В страстной четверг из Константинополя в Галлиполи приехал с врачебной инспекцией доктор Нечаев, привез последние новости. Рассказал о притеснениях, которые на каждом шагу чинят французы всем чинам нашей армии, — от Бизерты до Чаталджи. Дошло до того, что Врангелю даже запретили в праздничные дни навестить войска.
Врангель не на шутку рассердился. Разразился скандал, и чем это закончилось, и закончилось ли, доктор Нечаев не знал. Но предположил, что при таком давлении и контроле Главнокомандующий вряд ли сумеет ускользнуть от французов.
Но в страстную субботу к вечеру к Галлиполийскому причалу пришвартовалась штабная шхуна российского Главнокомандующего «Лукулл».
Едва только она показалась из-за поворота, ее заметили охранявшие комендатуру зуавы и доложили Томассену. Томассен послал нарочного в штаб корпуса к Кутепову. Но Кутепов был уже на берегу. Последними, запыхавшись, прибежали музыканты и юнкера Константиновского военного училища, которое тоже, как и штаб корпуса, располагалось в самом городе. К удивлению Кутепова, подсуетился и Томассен. Он тоже выстроил рядом с «константиновцами» своих сенегальских стрелков.
Под звуки Преображенского марша и восторженные приветствия юнкеров Врангель сошел на берег.
Кутепов отдал Главнокомандующему рапорт. Выждав удобную минуту, к Врангелю подошел и Томассен. Поздоровался.
«Что за странные дела? — удивился Кутепов. — Еще несколько дней тому Томассен считал и Врангеля, и всю русскую армию беженцами. И вдруг — такой поворот! Что же случилось? Что за всем этим кроется?» — недоумевал он.
Припомнился и рассказ доктора Нечаева о скандале, который закатил французам Врангель. «Испугались? Или сменили тактику?»

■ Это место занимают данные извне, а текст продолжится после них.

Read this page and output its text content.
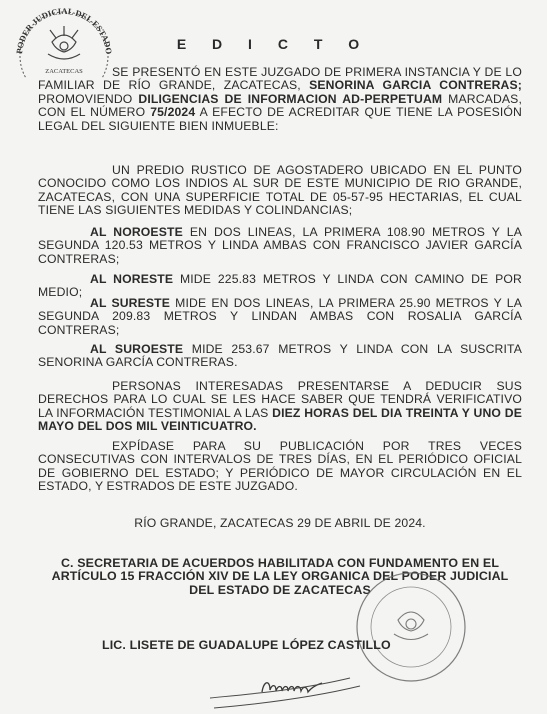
PODER JUDICIAL DEL ESTADO
ZACATECAS
E D I C T O
SE PRESENTÓ EN ESTE JUZGADO DE PRIMERA INSTANCIA Y DE LO FAMILIAR DE RÍO GRANDE, ZACATECAS, SENORINA GARCIA CONTRERAS; PROMOVIENDO DILIGENCIAS DE INFORMACION AD-PERPETUAM MARCADAS, CON EL NÚMERO 75/2024 A EFECTO DE ACREDITAR QUE TIENE LA POSESIÓN LEGAL DEL SIGUIENTE BIEN INMUEBLE:
UN PREDIO RUSTICO DE AGOSTADERO UBICADO EN EL PUNTO CONOCIDO COMO LOS INDIOS AL SUR DE ESTE MUNICIPIO DE RIO GRANDE, ZACATECAS, CON UNA SUPERFICIE TOTAL DE 05-57-95 HECTARIAS, EL CUAL TIENE LAS SIGUIENTES MEDIDAS Y COLINDANCIAS;
AL NOROESTE EN DOS LINEAS, LA PRIMERA 108.90 METROS Y LA SEGUNDA 120.53 METROS Y LINDA AMBAS CON FRANCISCO JAVIER GARCÍA CONTRERAS;
AL NORESTE MIDE 225.83 METROS Y LINDA CON CAMINO DE POR MEDIO;
AL SURESTE MIDE EN DOS LINEAS, LA PRIMERA 25.90 METROS Y LA SEGUNDA 209.83 METROS Y LINDAN AMBAS CON ROSALIA GARCÍA CONTRERAS;
AL SUROESTE MIDE 253.67 METROS Y LINDA CON LA SUSCRITA SENORINA GARCÍA CONTRERAS.
PERSONAS INTERESADAS PRESENTARSE A DEDUCIR SUS DERECHOS PARA LO CUAL SE LES HACE SABER QUE TENDRÁ VERIFICATIVO LA INFORMACIÓN TESTIMONIAL A LAS DIEZ HORAS DEL DIA TREINTA Y UNO DE MAYO DEL DOS MIL VEINTICUATRO.
EXPÍDASE PARA SU PUBLICACIÓN POR TRES VECES CONSECUTIVAS CON INTERVALOS DE TRES DÍAS, EN EL PERIÓDICO OFICIAL DE GOBIERNO DEL ESTADO; Y PERIÓDICO DE MAYOR CIRCULACIÓN EN EL ESTADO, Y ESTRADOS DE ESTE JUZGADO.
RÍO GRANDE, ZACATECAS 29 DE ABRIL DE 2024.
C. SECRETARIA DE ACUERDOS HABILITADA CON FUNDAMENTO EN EL ARTÍCULO 15 FRACCIÓN XIV DE LA LEY ORGANICA DEL PODER JUDICIAL DEL ESTADO DE ZACATECAS
LIC. LISETE DE GUADALUPE LÓPEZ CASTILLO
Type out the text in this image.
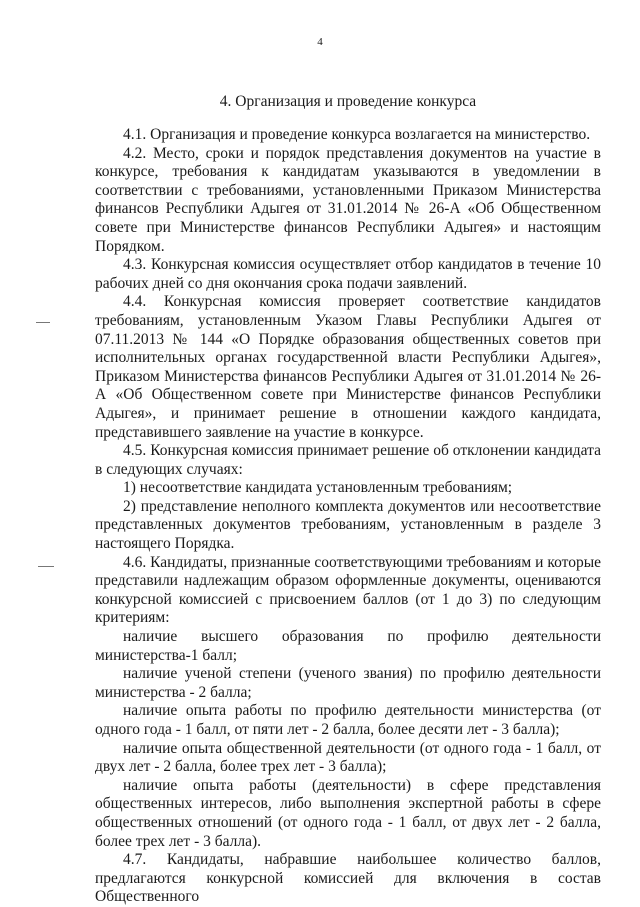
4
4. Организация и проведение конкурса

4.1. Организация и проведение конкурса возлагается на министерство.

4.2. Место, сроки и порядок представления документов на участие в конкурсе, требования к кандидатам указываются в уведомлении в соответствии с требованиями, установленными Приказом Министерства финансов Республики Адыгея от 31.01.2014 № 26-А «Об Общественном совете при Министерстве финансов Республики Адыгея» и настоящим Порядком.

4.3. Конкурсная комиссия осуществляет отбор кандидатов в течение 10 рабочих дней со дня окончания срока подачи заявлений.

4.4. Конкурсная комиссия проверяет соответствие кандидатов требованиям, установленным Указом Главы Республики Адыгея от 07.11.2013 № 144 «О Порядке образования общественных советов при исполнительных органах государственной власти Республики Адыгея», Приказом Министерства финансов Республики Адыгея от 31.01.2014 № 26-А «Об Общественном совете при Министерстве финансов Республики Адыгея», и принимает решение в отношении каждого кандидата, представившего заявление на участие в конкурсе.

4.5. Конкурсная комиссия принимает решение об отклонении кандидата в следующих случаях:

1) несоответствие кандидата установленным требованиям;

2) представление неполного комплекта документов или несоответствие представленных документов требованиям, установленным в разделе 3 настоящего Порядка.

4.6. Кандидаты, признанные соответствующими требованиям и которые представили надлежащим образом оформленные документы, оцениваются конкурсной комиссией с присвоением баллов (от 1 до 3) по следующим критериям:

наличие высшего образования по профилю деятельности министерства-1 балл;

наличие ученой степени (ученого звания) по профилю деятельности министерства - 2 балла;

наличие опыта работы по профилю деятельности министерства (от одного года - 1 балл, от пяти лет - 2 балла, более десяти лет - 3 балла);

наличие опыта общественной деятельности (от одного года - 1 балл, от двух лет - 2 балла, более трех лет - 3 балла);

наличие опыта работы (деятельности) в сфере представления общественных интересов, либо выполнения экспертной работы в сфере общественных отношений (от одного года - 1 балл, от двух лет - 2 балла, более трех лет - 3 балла).

4.7. Кандидаты, набравшие наибольшее количество баллов, предлагаются конкурсной комиссией для включения в состав Общественного
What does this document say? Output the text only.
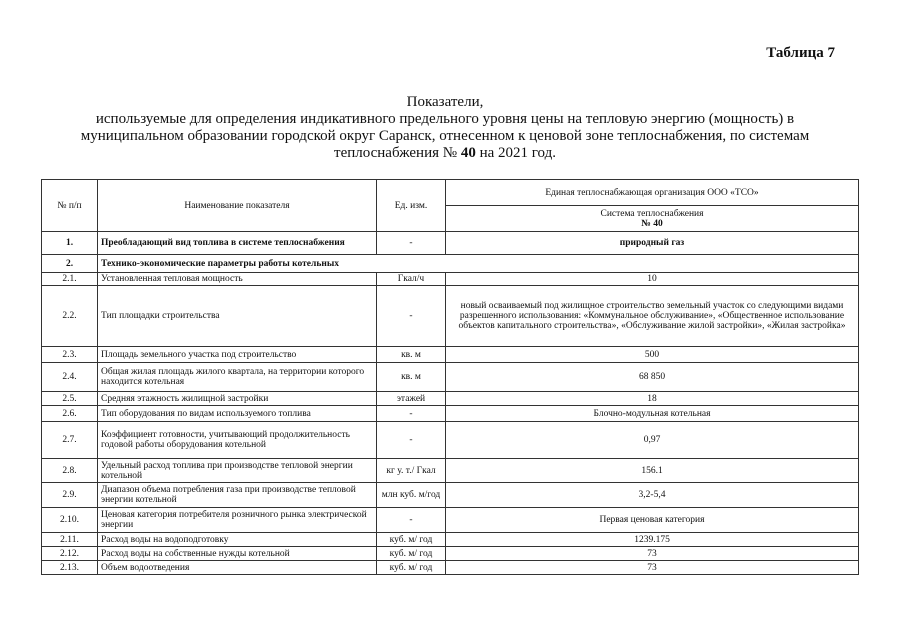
Таблица 7
Показатели,
используемые для определения индикативного предельного уровня цены на тепловую энергию (мощность) в
муниципальном образовании городской округ Саранск, отнесенном к ценовой зоне теплоснабжения, по системам
теплоснабжения № 40 на 2021 год.
№ п/п	Наименование показателя	Ед. изм.	Единая теплоснабжающая организация ООО «ТСО»

			Система теплоснабжения
№ 40

1.	Преобладающий вид топлива в системе теплоснабжения	-	природный газ
2.	Технико-экономические параметры работы котельных		
2.1.	Установленная тепловая мощность	Гкал/ч	10
2.2.	Тип площадки строительства	-	новый осваиваемый под жилищное строительство земельный участок со следующими видами разрешенного использования: «Коммунальное обслуживание», «Общественное использование объектов капитального строительства», «Обслуживание жилой застройки», «Жилая застройка»
2.3.	Площадь земельного участка под строительство	кв. м	500
2.4.	Общая жилая площадь жилого квартала, на территории которого находится котельная	кв. м	68 850
2.5.	Средняя этажность жилищной застройки	этажей	18
2.6.	Тип оборудования по видам используемого топлива	-	Блочно-модульная котельная
2.7.	Коэффициент готовности, учитывающий продолжительность годовой работы оборудования котельной	-	0,97
2.8.	Удельный расход топлива при производстве тепловой энергии котельной	кг у. т./ Гкал	156.1
2.9.	Диапазон объема потребления газа при производстве тепловой энергии котельной	млн куб. м/год	3,2-5,4
2.10.	Ценовая категория потребителя розничного рынка электрической энергии	-	Первая ценовая категория
2.11.	Расход воды на водоподготовку	куб. м/ год	1239.175
2.12.	Расход воды на собственные нужды котельной	куб. м/ год	73
2.13.	Объем водоотведения	куб. м/ год	73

После церемониального марша, исполненного юнкерами, Врангель, Кутепов и другие сопровождающие их лица на трех автомобилях, которые к этому времени техническая служба перегнала в Галлиполи, отправились в лагерь.
«Долина роз и смерти» уже не была такой безрадостной и унылой, как зимой. Выпустили слои клейкие листики розы, зазеленели дали.
Всю оставшуюся часть дня Врангель посвятил подробному знакомству с лагерем. На большой лагерной площади выстроились войска. Врангель принял рапорт у начальника почетного караула — командира Самурского полка, отдал честь старому боевому знамени, побывавшему в боях еще под Мукденом. После чего стал обходить строй войск.